A local church and a global Discipline

Yesterday at General Conference we finally made it to our committee meetings. I’m working with the local church group, responsible for how local congregations operate. This is the section of the Book of Discipline that talks about Charge Conferences, committees, all that good stuff.

In our first introductory meeting we (and all of the other committees) considered some basic questions. One of them concerned the nature of a global Discipline and how it affects our work.

I got stuck on this one. I actually came out sounding like a bit of an anarchist. Because while I believe that one of the great strengths of our denomination is a central “rule book” that keeps us all heading down the same road, it’s tough to think of rules that really help all of our local churches given how diverse they are. I’ve been part of a new church where a dozen of us did everything, from serving on the Finance Committee to setting up chairs to making a gym into a sanctuary. But our current church worships 600 and has a suburban, professional population that brings a high level of professional skill to the ministry. Sitting at my table were folks from still-developing countries where the church may or may not have what we think of as walls and a roof. I thought of my time in Liberia and seeing churches that did amazing ministry but may or may not even have utilities.

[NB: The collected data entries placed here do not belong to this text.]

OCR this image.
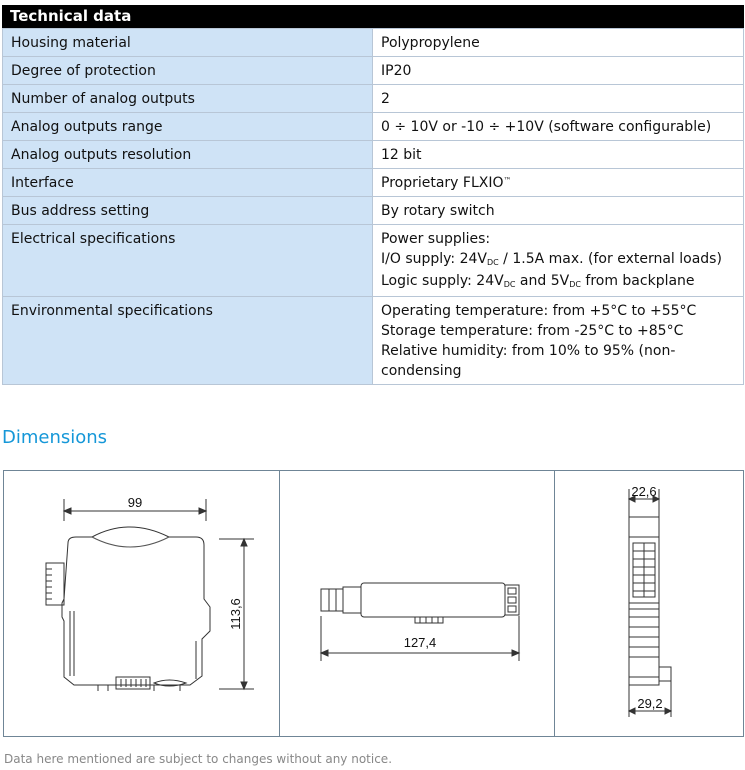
Technical data
Housing material	Polypropylene
Degree of protection	IP20
Number of analog outputs	2
Analog outputs range	0 ÷ 10V or -10 ÷ +10V (software configurable)
Analog outputs resolution	12 bit
Interface	Proprietary FLXIO™
Bus address setting	By rotary switch
Electrical specifications	Power supplies:
I/O supply: $24V_{DC} / 1.5A$ max. (for external loads)
Logic supply: $24V_{DC}$ and $5V_{DC}$ from backplane

Environmental specifications	Operating temperature: from +5°C to +55°C
Storage temperature: from -25°C to +85°C
Relative humidity: from 10% to 95% (non-condensing
Dimensions
99
113,6
127,4
22,6
29,2
Data here mentioned are subject to changes without any notice.
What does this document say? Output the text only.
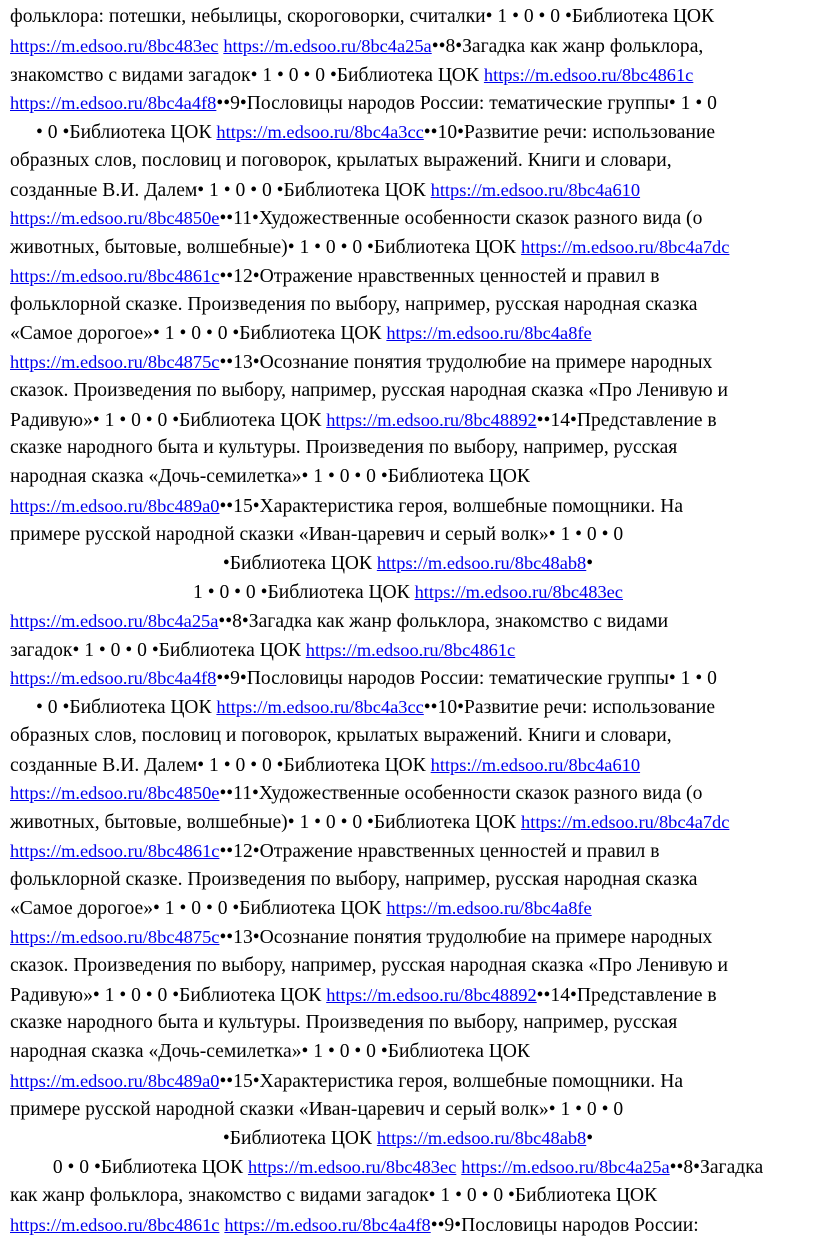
фольклора: потешки, небылицы, скороговорки, считалки• 1 • 0 • 0 •Библиотека ЦОК
https://m.edsoo.ru/8bc483ec https://m.edsoo.ru/8bc4a25a••8•Загадка как жанр фольклора,
знакомство с видами загадок• 1 • 0 • 0 •Библиотека ЦОК https://m.edsoo.ru/8bc4861c
https://m.edsoo.ru/8bc4a4f8••9•Пословицы народов России: тематические группы• 1 • 0
• 0 •Библиотека ЦОК https://m.edsoo.ru/8bc4a3cc••10•Развитие речи: использование
образных слов, пословиц и поговорок, крылатых выражений. Книги и словари,
созданные В.И. Далем• 1 • 0 • 0 •Библиотека ЦОК https://m.edsoo.ru/8bc4a610
https://m.edsoo.ru/8bc4850e••11•Художественные особенности сказок разного вида (о
животных, бытовые, волшебные)• 1 • 0 • 0 •Библиотека ЦОК https://m.edsoo.ru/8bc4a7dc
https://m.edsoo.ru/8bc4861c••12•Отражение нравственных ценностей и правил в
фольклорной сказке. Произведения по выбору, например, русская народная сказка
«Самое дорогое»• 1 • 0 • 0 •Библиотека ЦОК https://m.edsoo.ru/8bc4a8fe
https://m.edsoo.ru/8bc4875c••13•Осознание понятия трудолюбие на примере народных
сказок. Произведения по выбору, например, русская народная сказка «Про Ленивую и
Радивую»• 1 • 0 • 0 •Библиотека ЦОК https://m.edsoo.ru/8bc48892••14•Представление в
сказке народного быта и культуры. Произведения по выбору, например, русская
народная сказка «Дочь-семилетка»• 1 • 0 • 0 •Библиотека ЦОК
https://m.edsoo.ru/8bc489a0••15•Характеристика героя, волшебные помощники. На
примере русской народной сказки «Иван-царевич и серый волк»• 1 • 0 • 0
•Библиотека ЦОК https://m.edsoo.ru/8bc48ab8•
1 • 0 • 0 •Библиотека ЦОК https://m.edsoo.ru/8bc483ec
https://m.edsoo.ru/8bc4a25a••8•Загадка как жанр фольклора, знакомство с видами
загадок• 1 • 0 • 0 •Библиотека ЦОК https://m.edsoo.ru/8bc4861c
https://m.edsoo.ru/8bc4a4f8••9•Пословицы народов России: тематические группы• 1 • 0
• 0 •Библиотека ЦОК https://m.edsoo.ru/8bc4a3cc••10•Развитие речи: использование
образных слов, пословиц и поговорок, крылатых выражений. Книги и словари,
созданные В.И. Далем• 1 • 0 • 0 •Библиотека ЦОК https://m.edsoo.ru/8bc4a610
https://m.edsoo.ru/8bc4850e••11•Художественные особенности сказок разного вида (о
животных, бытовые, волшебные)• 1 • 0 • 0 •Библиотека ЦОК https://m.edsoo.ru/8bc4a7dc
https://m.edsoo.ru/8bc4861c••12•Отражение нравственных ценностей и правил в
фольклорной сказке. Произведения по выбору, например, русская народная сказка
«Самое дорогое»• 1 • 0 • 0 •Библиотека ЦОК https://m.edsoo.ru/8bc4a8fe
https://m.edsoo.ru/8bc4875c••13•Осознание понятия трудолюбие на примере народных
сказок. Произведения по выбору, например, русская народная сказка «Про Ленивую и
Радивую»• 1 • 0 • 0 •Библиотека ЦОК https://m.edsoo.ru/8bc48892••14•Представление в
сказке народного быта и культуры. Произведения по выбору, например, русская
народная сказка «Дочь-семилетка»• 1 • 0 • 0 •Библиотека ЦОК
https://m.edsoo.ru/8bc489a0••15•Характеристика героя, волшебные помощники. На
примере русской народной сказки «Иван-царевич и серый волк»• 1 • 0 • 0
•Библиотека ЦОК https://m.edsoo.ru/8bc48ab8•
0 • 0 •Библиотека ЦОК https://m.edsoo.ru/8bc483ec https://m.edsoo.ru/8bc4a25a••8•Загадка
как жанр фольклора, знакомство с видами загадок• 1 • 0 • 0 •Библиотека ЦОК
https://m.edsoo.ru/8bc4861c https://m.edsoo.ru/8bc4a4f8••9•Пословицы народов России:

So our challenge then is to make a rule that works for a big city cathedral and a rural church, one where the church is fairly homogenous and one that is richly diverse, one with significant financial resources and one that is not.

As I consider our work, first and foremost will be Reuben Job’s three simple rules: Do no harm, do good, stay in love with God. I think the best thing we can do for a local church is to provide some guidance and encouragement but then get as far out of the way as possible.

Where ever the Discipline is silent a local church is empowered to build a ministry in its own context. But it also allows a church to potentially wander off the path. So maybe we should act as a guard rail on a mountain road, clearly defining the road and, in case of hydroplaning, keep us from falling off the cliff. But we must allow a church to navigate the road as it sees fit, avoiding potholes, finding the path to fruitfulness.

Those are my thoughts early on, we’ll see how they evolve as General Conference continues.